Federal Reserve Cuts Interest Rates Amid Economic Stability

The Federal Reserve has reduced interest rates by a quarter of a percentage point, citing a job market that has generally eased while inflation continues to move towards the central bank’s 2% target. This decision marks a unanimous vote among policymakers.

Economic Activity Remains Solid

According to the Federal Open Market Committee, economic activity has continued to expand at a solid pace. The benchmark overnight interest rate has been lowered to the 4.50%-4.75% range, as widely expected.

Market Reaction

The S&P 500 held a 0.66% gain after the news, while the yield on benchmark U.S. 10-year notes rose to 4.353%. The 2-year note yield also rose to 4.2347%. The dollar index pared a loss to -0.54%, with the euro up 0.48%.

Expert Insights

Thomas Hayes, Chairman of Great Hill Capital, notes that the Federal Reserve has asserted its independence and commitment to following through on market expectations. Ben Vaske, Senior Investment Strategist at Orion Portfolio Solutions, observes that longer-term rates have been on a steep upward trajectory since the first cut and have begun to decline post-announcement.

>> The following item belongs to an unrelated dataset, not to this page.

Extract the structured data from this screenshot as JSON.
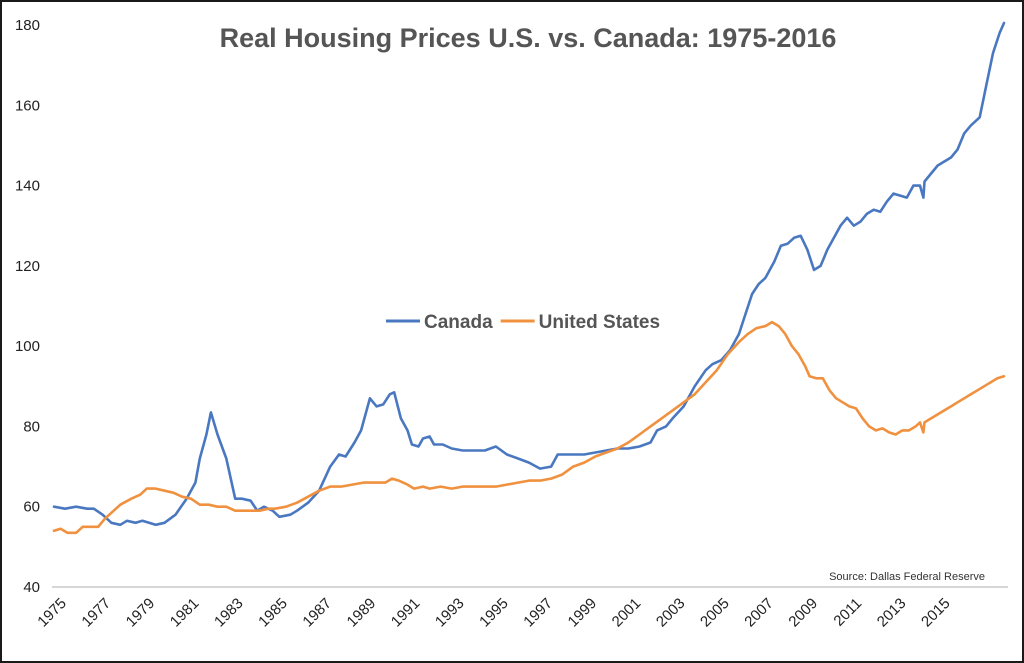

Ellen Hazen, Chief Market Strategist at F.L.Putnam Investment Management, questions whether the Federal Reserve will start to look to policies rather than data to avoid being behind the curve on inflation. Uto Shinohara, Senior Investment Strategist at Mesiro, believes that the cutting cycle will continue to be data-dependent.

Fed Chair Powell’s Next Move

Matthias Scheiber, Global Head of Portfolio Management at Allspring Global Investments Systematic Edge Team, expects Fed Chair Powell to communicate a ‘wait-and-see’ approach with another key jobs report and inflation data coming before the next FOMC meeting.

Impact on Consumer Activity

Michele Raneri, Vice President and Head of U.S. Research and Consulting at TransUnion, hopes that continued rate cuts will stimulate consumer activity in the credit market, particularly in mortgage rates and auto refinancing.

Expert Analysis

Michael Rosen, Managing Partner and CIO at Angeles Investments, notes that the Fed’s cautionary note on inflation has caused Treasuries to sell-off. Brian Jacobsen, Chief Economist at Annex Wealth Management, believes that the Fed will have to moderate its easing program as inflation remains above target and the economy hums above trend.

Ryan Detrick, Chief Market Strategist at Carson Group, expects the Fed to cut again in December as inflation continues to improve. Helen Given, Associate Director of Trading at Monex USA, anticipates a cautious decision that doesn’t give much insight into future rate cuts.